Annie Proulx: Bad Dirt: Wyoming Stories 2

Annie Proulx: Bad Dirt: Wyoming Stories 2

In Elk Tooth, Wyoming, the favored setting for the quirkier short stories in Annie Proulx's disappointing anthology Bad Dirt, the population is only 80, yet there are three bars in town—Silvertip, the Pee Wee, and Muddy's Hole. Presuming the entire populace is of drinking age—not a bad assumption, considering their barren, infertile surroundings—that's roughly one bar for every couple dozen citizens, which actually seems about right. Given the lack of a social scene on these arid prairies, and the rural tragedies that seem as common as they are strange, where else is there to go but a dive like the Pee Wee, which in one story ("The Contest") sponsors a beard-growing competition? When there's nothing else going on, watching whiskers sprout may be the most entertaining pursuit available.

But in her slightest Bad Dirt stories (and there are too many), Proulx is the one who seems drunk—on colorful language, magic realism, and forced eccentricity. After the harsh majesty of Close Range: Wyoming Stories—which comes together as a wholly cohesive portrait of sad ranch-hands and cowpokes lorded over by a brutal landscape—Proulx tries to lighten things up for the sequel. But the tales play to her worst tendencies toward offbeat, inconsequential silliness. As a helpful guide through this uneven collection, readers should look at characters' names first: The wackier they are, the more disposable the story. For example, when characters named Creel Zmundzinski, Orion Horncrackle, Frank Frink, and Wiregrass Cokendall appear, it's time to move along.

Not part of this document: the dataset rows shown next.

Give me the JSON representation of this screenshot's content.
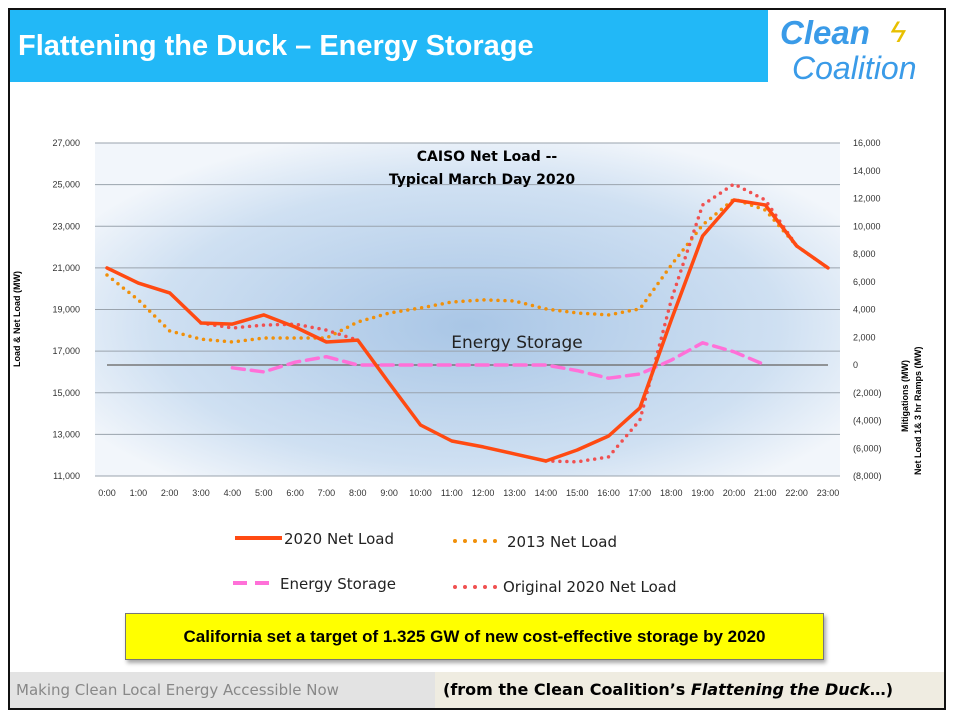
{
  "slide": {
    "title": "Flattening the Duck – Energy Storage",
    "logo_line1": "Clean",
    "logo_line2": "Coalition",
    "callout": "California set a target of 1.325 GW of new cost-effective storage by 2020",
    "footer_left": "Making Clean Local Energy Accessible Now",
    "footer_right_prefix": "(from the Clean Coalition’s ",
    "footer_right_italic": "Flattening the Duck",
    "footer_right_suffix": "…)",
    "colors": {
      "header": "#22b8f7",
      "net2020": "#ff4a12",
      "net2013": "#f0900a",
      "storage": "#ff70d8",
      "orig2020": "#f05050",
      "callout": "#ffff00"
    }
  },
  "chart_data": {
    "type": "line",
    "title_line1": "CAISO Net Load --",
    "title_line2": "Typical March Day 2020",
    "annotation": "Energy Storage",
    "ylabel": "Load & Net Load (MW)",
    "y2label_line1": "Mitigations (MW)",
    "y2label_line2": "Net Load 1& 3 hr  Ramps (MW)",
    "ylim": [
      11000,
      27000
    ],
    "y2lim": [
      -8000,
      16000
    ],
    "grid": true,
    "legend": "bottom",
    "y_ticks": [
      "11,000",
      "13,000",
      "15,000",
      "17,000",
      "19,000",
      "21,000",
      "23,000",
      "25,000",
      "27,000"
    ],
    "y2_ticks": [
      "(8,000)",
      "(6,000)",
      "(4,000)",
      "(2,000)",
      "0",
      "2,000",
      "4,000",
      "6,000",
      "8,000",
      "10,000",
      "12,000",
      "14,000",
      "16,000"
    ],
    "x": [
      "0:00",
      "1:00",
      "2:00",
      "3:00",
      "4:00",
      "5:00",
      "6:00",
      "7:00",
      "8:00",
      "9:00",
      "10:00",
      "11:00",
      "12:00",
      "13:00",
      "14:00",
      "15:00",
      "16:00",
      "17:00",
      "18:00",
      "19:00",
      "20:00",
      "21:00",
      "22:00",
      "23:00"
    ],
    "series": [
      {
        "name": "2020 Net Load",
        "axis": "left",
        "style": "solid",
        "values": [
          21000,
          20270,
          19800,
          18350,
          18300,
          18740,
          18160,
          17440,
          17530,
          15470,
          13450,
          12680,
          12400,
          12060,
          11720,
          12250,
          12920,
          14270,
          18500,
          22530,
          24260,
          24020,
          22050,
          21000
        ]
      },
      {
        "name": "2013 Net Load",
        "axis": "left",
        "style": "dotted",
        "values": [
          20660,
          19460,
          17970,
          17580,
          17440,
          17630,
          17630,
          17630,
          18400,
          18830,
          19070,
          19360,
          19460,
          19410,
          19030,
          18830,
          18740,
          19030,
          21140,
          23060,
          24310,
          23780,
          22050,
          21000
        ]
      },
      {
        "name": "Energy Storage",
        "axis": "right",
        "style": "dashed",
        "values": [
          null,
          null,
          null,
          null,
          -200,
          -500,
          200,
          600,
          0,
          0,
          0,
          0,
          0,
          0,
          0,
          -400,
          -950,
          -650,
          350,
          1600,
          950,
          0,
          null,
          null
        ]
      },
      {
        "name": "Original 2020 Net Load",
        "axis": "left",
        "style": "dotted",
        "values": [
          null,
          null,
          null,
          18350,
          18110,
          18250,
          18300,
          18010,
          17530,
          null,
          null,
          null,
          null,
          null,
          11720,
          11680,
          11920,
          13690,
          19460,
          24020,
          25030,
          24260,
          22050,
          null
        ]
      }
    ]
  }
}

Though nothing in Bad Dirt approaches the heartbreak of Close Range's unforgettable closer, "Brokeback Mountain," the soberer stories have a gravity that's missing from the rest of the book. In "The Indian Wars Refought," about the discovery of Buffalo Bill's long-lost 1913 film on the battle at Wounded Knee, Proulx connects a piece of history with a family's roots. "Man Crawling Out Of Trees" grapples with the dilemma facing outsiders who try to forge a new life in such an inhospitable environment, and turns on a single decision that breaks an unspoken code and sends a couple back to New England. Of all Bad Dirt's stories, only "What Kind Of Furniture Would Jesus Pick?" would seem at home in Close Range, due to its hard-nosed yet sympathetic look at a rancher who fails in spite of his best efforts, and yields to a pressing desire to hit the open road.

But on too many occasions, Proulx's rascally sense of humor gets the better of her: Those who don't find the beard-growing-contest story wispy enough should try "Summer Of The Hot Tubs," in which the same half-cracked denizens of Elk Tooth are suddenly inspired to construct ill-advised homemade hot tubs for themselves, or "The Old Badger Game," a weird tall tale about three badgers (one an untenured professor) who chat with each other. Even "The Trickle Down Effect," which starts with the premise of a desperate man driving his flatbed truck cross-country for bales of hay during a horrible drought, ends in an easy punchline. In returning to the well after the triumphant Close Range, Proulx should know better than most that the arid ground only has so much to give.